[ale] Linux Cluster Server Room

Bjorn Dittmer-Roche bjorn at sccs.swarthmore.edu
Mon Apr 19 23:38:16 EDT 2004


On Mon, 19 Apr 2004, Dow Hurst wrote:

> I understand your philosophy here but have a question?  What if the
> calculations are long and costly to restart?  Shouldn't I look at the value of
> spent computation that might have to be done over if I lose power?  The code I
> am most concerned about running on the cluster may or may not be
> checkpointable.  I think it might be, but I know my users and they won't want
> power to be an issue with predicting when their jobs will finish. ;-)
>
> Are Best UPS better performing than Tripplite or APC?  I have experience with
> Tripplite, APC, and Leibert so far and never used Best.  I like the toughness
> and quality of the enclosure of the APC and Leibert.  I like the quality of
> all three.  I like the performance and cost of APC and Tripplite.  Tripplite's
> cases or enclosures on the low end aren't as nice as APC, but when you get the
> high UPSes they have nice rack enclosures.  Performance wise, I haven't been
> able to tell a difference between the two.  Heat production leans toward APC
> producing less overall.

I have not used the high end from APC or tripplite, but I had a friend
who's school got _struck_ _by_ _lightning_ and their tripplite UPS ended
up totally black and charred but it still worked and none of the machines
were damaged at all! The tripplite support team was thrilled and sent them
a new one at no charge. IIRC that was a midrange model.
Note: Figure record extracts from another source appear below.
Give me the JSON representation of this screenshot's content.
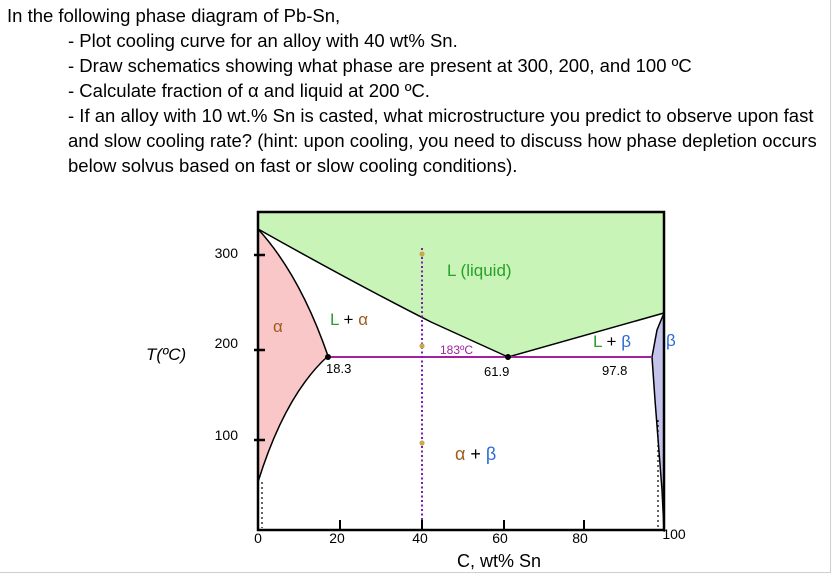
{
  "question": {
    "intro": "In the following phase diagram of Pb-Sn,",
    "items": [
      "- Plot cooling curve for an alloy with 40 wt% Sn.",
      "- Draw schematics showing what phase are present at 300, 200, and 100 ºC",
      "- Calculate fraction of α and liquid at 200 ºC.",
      "- If an alloy with 10 wt.% Sn is casted, what microstructure you predict to observe upon fast and slow cooling rate? (hint: upon cooling, you need to discuss how phase depletion occurs below solvus based on fast or slow cooling conditions)."
    ]
  },
  "diagram": {
    "y_axis_label": "T(ºC)",
    "x_axis_label": "C, wt% Sn",
    "x_ticks": [
      "0",
      "20",
      "40",
      "60",
      "80",
      "100"
    ],
    "y_ticks": [
      "100",
      "200",
      "300"
    ],
    "region_labels": {
      "liquid": "L (liquid)",
      "alpha": "α",
      "l_plus_alpha": "L + α",
      "l_plus_beta": "L + β",
      "beta": "β",
      "alpha_plus_beta": "α + β"
    },
    "eutectic_temp_label": "183ºC",
    "composition_labels": {
      "alpha_max": "18.3",
      "eutectic": "61.9",
      "beta_min": "97.8"
    },
    "colors": {
      "liquid": "#c8f4b8",
      "alpha": "#f9c7c7",
      "beta": "#c3c3ec",
      "eutectic_line": "#a022a0",
      "marker_line": "#7a1fb5",
      "marker_dot": "#c8aa4a",
      "label_green": "#2aa02a",
      "label_brown": "#a05a1e",
      "label_blue": "#2a6ad2"
    },
    "alloy_marker": {
      "composition_wt_pct_sn": 40
    }
  }
}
BestPower's high end is incredible. There is some fundamental difference
between them and their competitors, in that BestPower makes use of a giant
transformer. I can't recall the exact result of this, but I think it
has to do with making the power smoother and improves handling of
brownouts and overvoltages.

They also have hella huge batteries. IIRC, our runtime was something like
two hours! (granted it was just a sun E450, some raids, a tape drive and
two x86 servers, but still...)

> What do you mean by getting the wrong power factor conversion? Do you mean
> getting 120v at 60Hz vs 220v at 60Hz on the output outlets?

"Power factor" has to do with the relationship in phase between voltage
and current, which is altered by any electrical components which are
highly reactive (like capacitors) or inductive (like coils). When using
equipment that alters the phase of the power, you must make sure that the
source of the power can handle the phase changes. (When customers use lots
of power, power companies charge not just for "real" power but also for
this "reactive power".)

Anyway, some equipment alters the phase of the current relative to the
voltage and you need to make sure the device supplying the power
(especially if it's a lot of power) can handle it.

All this is usually nothing to worry about as long as your supplier knows
the UPS is for computers. You can learn more by googling things like
"power factor" "reactive power"  and maybe even "three phase power",
"electrical phase" or "power phase", but like I said, just tell your
supplier what it's for and hopefully they won't screw up (like ours did.)